“It’s okay.”
Angel wants to remind Lizette that she knows better, but doesn’t want to scare her away, not now that she’s acknowledging Angel again. “Still,” she says uneasily.
“Fine. We’ll blow it out the window if you care. There isn’t even that much smoke.” She pushes open the window with such aggression Angel fears it might shatter.
Lizette lights the joint and takes a deep drag. A thread of smoke rises, hangs in the air a moment before the draft blows it toward the center of the room. Angel thinks about her milk.
“Ooh,” Lizette singsongs as Angel accepts the joint.
She inhales, holding the smoke in, then splutters, spraying saliva.
Lizette takes the joint back and laughs meanly. “I thought you were a bad girl.”
“I’m not.” Angel squeezes her voice out beyond the deep unbearable tickle, coughs again. “I never said I was. Why are you being like this?” The more she talks, the angrier she gets. “Anyways, I used to smoke all the time, like last summer. Just because I’m not dying to brain-damage my kid doesn’t make me a goody-goody.”
Angel stands and scoops her shirt and her underpants off the floor, untangles them with shaking hands. She can’t put them on fast enough, and her clumsiness angers her still more. Fuck Lizette.
She leans over the crib, and the babies’ heads loom. She lifts Connor with extraordinary gentleness.
“Don’t leave,” says Lizette from the bed, resigned or contrite or maybe just tired. She’s on her side, head propped on a hand, stretched out like a pinup. “I’m sorry.”
Angel doesn’t answer, but sits on the chair with its filthy blue upholstery, her back to Lizette. She closes her eyes and kisses Connor’s head, his sweat sticky against her lips. The world blurs around her. In her arms, Connor pulses, dissolves and re-forms, dissolves and re-forms.
“Hey. Come here. Weed always makes me want to fuck.” Lizette pulls on her arm, dragging Angel to her feet and to the bed.

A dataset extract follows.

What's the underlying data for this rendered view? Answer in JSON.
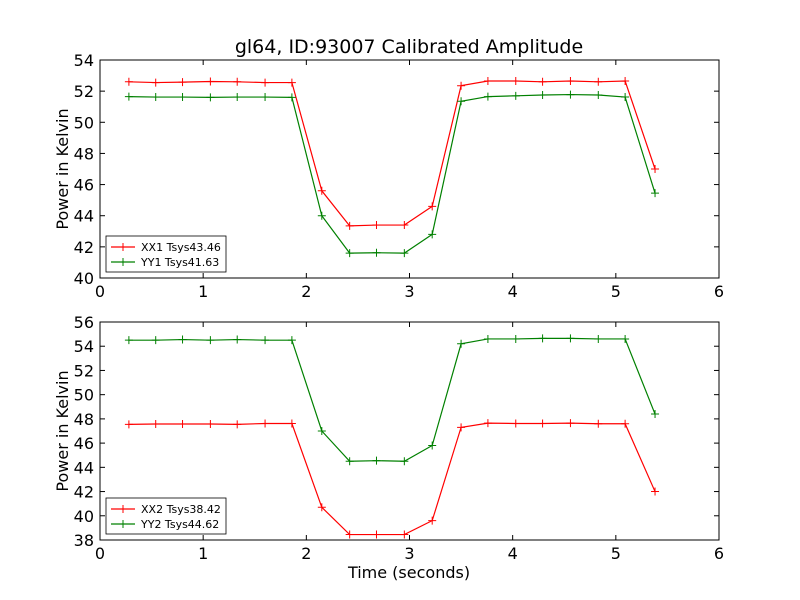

“I need to put him down. Hang on.”
But Lizette keeps pulling, her fingers in the waistband of Angel’s underpants, pushing them down roughly so they’re twisted around her thighs, and Angel has to wrench herself away. “Hang on,” she says.

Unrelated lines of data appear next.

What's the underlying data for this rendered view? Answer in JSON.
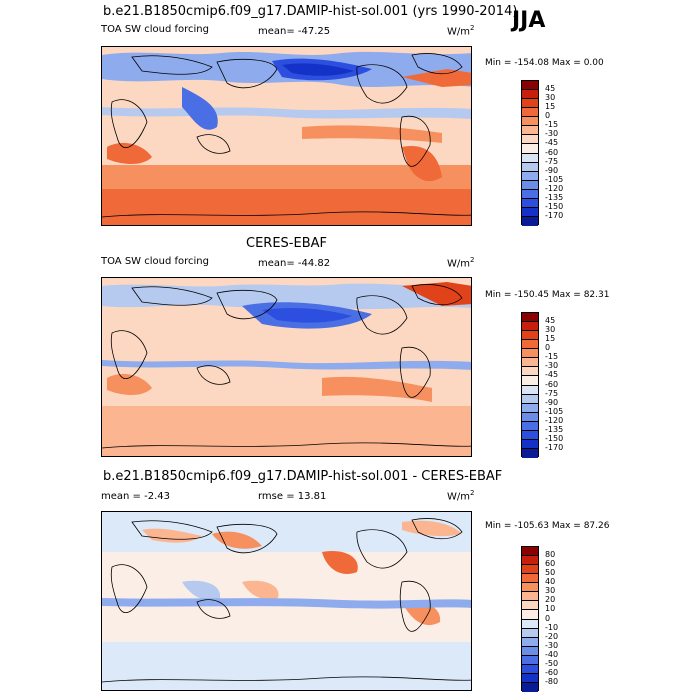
{
  "season": "JJA",
  "panels": [
    {
      "title": "b.e21.B1850cmip6.f09_g17.DAMIP-hist-sol.001 (yrs 1990-2014)",
      "left_label": "TOA SW cloud forcing",
      "center_label": "mean= -47.25",
      "units": "W/m",
      "units_sup": "2",
      "minmax": "Min = -154.08 Max =   0.00",
      "colorbar_labels": [
        "45",
        "30",
        "15",
        "0",
        "-15",
        "-30",
        "-45",
        "-60",
        "-75",
        "-90",
        "-105",
        "-120",
        "-135",
        "-150",
        "-170"
      ]
    },
    {
      "title": "CERES-EBAF",
      "left_label": "TOA SW cloud forcing",
      "center_label": "mean= -44.82",
      "units": "W/m",
      "units_sup": "2",
      "minmax": "Min = -150.45 Max = 82.31",
      "colorbar_labels": [
        "45",
        "30",
        "15",
        "0",
        "-15",
        "-30",
        "-45",
        "-60",
        "-75",
        "-90",
        "-105",
        "-120",
        "-135",
        "-150",
        "-170"
      ]
    },
    {
      "title": "b.e21.B1850cmip6.f09_g17.DAMIP-hist-sol.001 - CERES-EBAF",
      "left_label": "mean =  -2.43",
      "center_label": "rmse =  13.81",
      "units": "W/m",
      "units_sup": "2",
      "minmax": "Min = -105.63 Max = 87.26",
      "colorbar_labels": [
        "80",
        "60",
        "50",
        "40",
        "30",
        "20",
        "10",
        "0",
        "-10",
        "-20",
        "-30",
        "-40",
        "-50",
        "-60",
        "-80"
      ]
    }
  ],
  "colors": {
    "forcing_scale": [
      "#8b0000",
      "#c81e0c",
      "#e0421a",
      "#ef6a38",
      "#f6915f",
      "#fbb591",
      "#fcd7c1",
      "#fbeee6",
      "#dbe4f5",
      "#b6c9ef",
      "#8eabed",
      "#6a8de8",
      "#4a6ee4",
      "#2d4fe0",
      "#1432c8",
      "#091c96"
    ],
    "diff_scale": [
      "#8b0000",
      "#c81e0c",
      "#e0421a",
      "#ef6a38",
      "#f6915f",
      "#fbb591",
      "#fcd7c1",
      "#fbeee6",
      "#dbe9f9",
      "#b6c9ef",
      "#8eabed",
      "#6a8de8",
      "#4a6ee4",
      "#2d4fe0",
      "#1432c8",
      "#091c96"
    ]
  }
}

But after she’s put Connor in the crib and reluctantly joined Lizette in bed, Angel isn’t mad anymore. She lies back against the flat pillow, marveling at how quickly her anger fades, marveling that she can be at once bodiless and only body. Even Connor’s cries, when they start, don’t break her concentration.
Angel and Lizette stand at the front of the room, their poster propped on the ledge of the whiteboard. They are last to present, after Russia, China, and Italy.
“Go ahead, girls,” Brianna says, and Angel’s stomach flips like a chilled fish. Lizette has hardly spoken to her today, but now she turns and smiles warmly, as if there’s never been strangeness between them. Instead of her usual sweatshirt, Lizette has dressed up in a green satiny button-down. She tugs at the cuffs.
“Finland is a country in Scandinavia,” Angel begins, and then the presentation spills from them in a steady, measured flow.
“Finnish kids are the happiest kids in the world, and they have the least homework but they still succeed on tests and whatnot.”
Their presentation and accompanying visuals are good—almost embarrassingly good, compared to those of their classmates, most of whom just slapped printouts from Wikipedia on their boards. Because Angel and Lizette needed this project as a pretext, they’ve worked hard on it, harder than either of them realized. Angel is soaring.
“Since 1930 every new baby gets a bunch of baby stuff, for free from the government,” says Lizette. “Clothes and towels and everything. Like, everything you need for the first year.”